Os conflitos nos proporcionam benefícios, é o que decorre dos ensinamentos de Seidel (2007, p.11), quando afirma que é justamente a não aceitação dos conflitos que provoca a violência. Esta busca resolver o conflito, negando o outro. Todavia, quando se aprende a lidar com o conflito de forma não violenta, ele deixa de ser encarado como o oposto da paz para ser visto como um dos modos de existir em sociedade.
Entre os benefícios do conflito, podemos citar:
a) Estimulam o pensamento crítico e criativo;
b) Melhoram a capacidade de tomar decisões;
c) Reforçam a consciência da possibilidade de opção;
d) Incentivam diferentes formas de encarar problemas e situações;
e) Melhoram relacionamentos e a apreciação das diferenças;
f) Promovem autocompreensão.
Também os conflitos trazem ótimas oportunidades de trabalhamos a Comunicação efetiva e ampliar as nossas competências conversacionais. Falaremos sobre técnicas para aprimorar a nossa comunicação na aula 04, sobre Comunicação Não-violenta (CNV), mensagens-eu e escuta ativa.

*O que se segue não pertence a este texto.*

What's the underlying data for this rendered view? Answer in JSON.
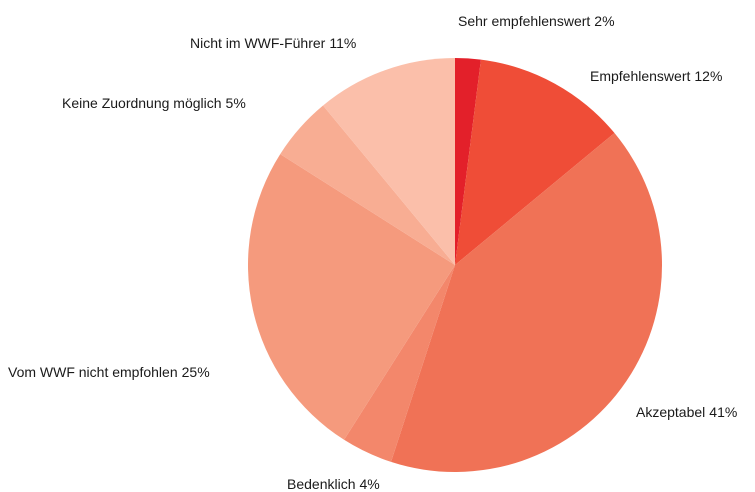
{
  "chart_data": {
    "type": "pie",
    "categories": [
      "Sehr empfehlenswert",
      "Empfehlenswert",
      "Akzeptabel",
      "Bedenklich",
      "Vom WWF nicht empfohlen",
      "Keine Zuordnung möglich",
      "Nicht im WWF-Führer"
    ],
    "values": [
      2,
      12,
      41,
      4,
      25,
      5,
      11
    ],
    "value_labels": [
      "2%",
      "12%",
      "41%",
      "4%",
      "25%",
      "5%",
      "11%"
    ],
    "colors": [
      "#e3202a",
      "#ef4d37",
      "#f07256",
      "#f3876b",
      "#f59a7d",
      "#f8ad93",
      "#fbbfaa"
    ]
  }
}
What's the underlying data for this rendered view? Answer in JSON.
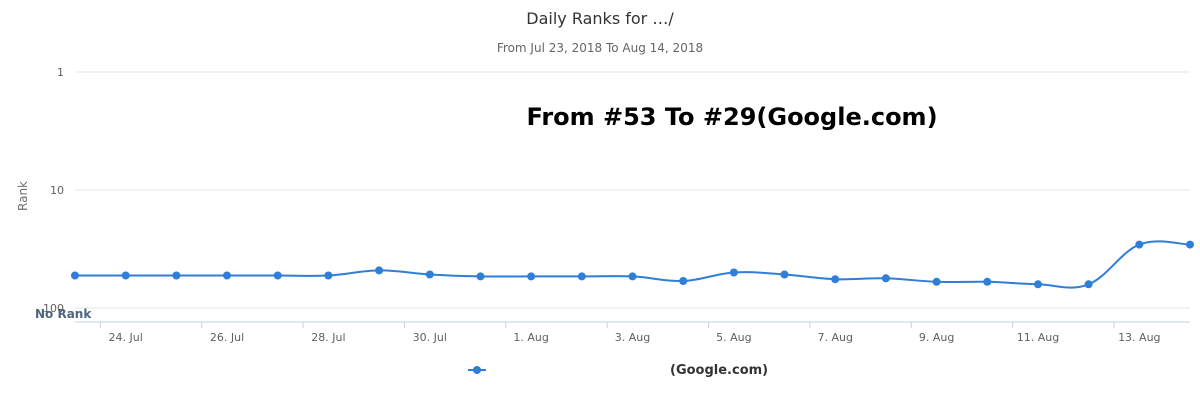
{
  "chart_data": {
    "type": "line",
    "title": "Daily Ranks for …/",
    "subtitle": "From Jul 23, 2018 To Aug 14, 2018",
    "annotation": "From #53 To #29(Google.com)",
    "ylabel": "Rank",
    "xlabel": "",
    "y_scale": "log",
    "y_reversed": true,
    "ylim": [
      1,
      100
    ],
    "y_ticks": [
      {
        "value": 1,
        "label": "1"
      },
      {
        "value": 10,
        "label": "10"
      },
      {
        "value": 100,
        "label": "100"
      }
    ],
    "no_rank_label": "No Rank",
    "x_tick_labels": [
      "24. Jul",
      "26. Jul",
      "28. Jul",
      "30. Jul",
      "1. Aug",
      "3. Aug",
      "5. Aug",
      "7. Aug",
      "9. Aug",
      "11. Aug",
      "13. Aug"
    ],
    "x": [
      "2018-07-23",
      "2018-07-24",
      "2018-07-25",
      "2018-07-26",
      "2018-07-27",
      "2018-07-28",
      "2018-07-29",
      "2018-07-30",
      "2018-07-31",
      "2018-08-01",
      "2018-08-02",
      "2018-08-03",
      "2018-08-04",
      "2018-08-05",
      "2018-08-06",
      "2018-08-07",
      "2018-08-08",
      "2018-08-09",
      "2018-08-10",
      "2018-08-11",
      "2018-08-12",
      "2018-08-13",
      "2018-08-14"
    ],
    "series": [
      {
        "name": "(Google.com)",
        "color": "#2f7ed8",
        "values": [
          53,
          53,
          53,
          53,
          53,
          53,
          48,
          52,
          54,
          54,
          54,
          54,
          59,
          50,
          52,
          57,
          56,
          60,
          60,
          63,
          63,
          29,
          29
        ]
      }
    ],
    "grid": true,
    "legend_position": "bottom-center"
  }
}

Pensando dessa forma, o conflito não é um obstáculo à paz. Pelo contrário, para construir uma cultura de paz é preciso mudar atitudes, crenças e comportamentos. A paz é um conceito dinâmico que nos leva a provocar, enfrentar e resolver os conflitos de uma forma não violenta. Uma educação para a paz reconhece o conflito como um trampolim para o desenvolvimento que não busque a eliminação do conflito, mas sim, modos criativos e não violentos de resolvê-los.
WEIL (2002) nos apresenta que
Para entender melhor aonde nos leva a visão da paz como fenômeno externo ao homem, acompanhemos o seguinte raciocínio: onde não há ódio, não há guerra, nem haverá nunca; também não existirá conflito armado onde não houver armas; mas, se não tratarmos o interior dos homens, bastará que alguém forneça a munição, e o conflito explodirá tão ou mais forte que antes. O ódio habita o interior das pessoas, enquanto as armas são um sinal exterior. (WEILL, 2006, p. 30).
Ainda o mesmo autor nos indica que a paz está dentro de nós. Ou então não existe. Se é no espírito dos homens [das mulheres] que começam as guerras, então, é nas escolas da Terra que se moldará a nova consciência, capaz de pôr um termo a toda violência.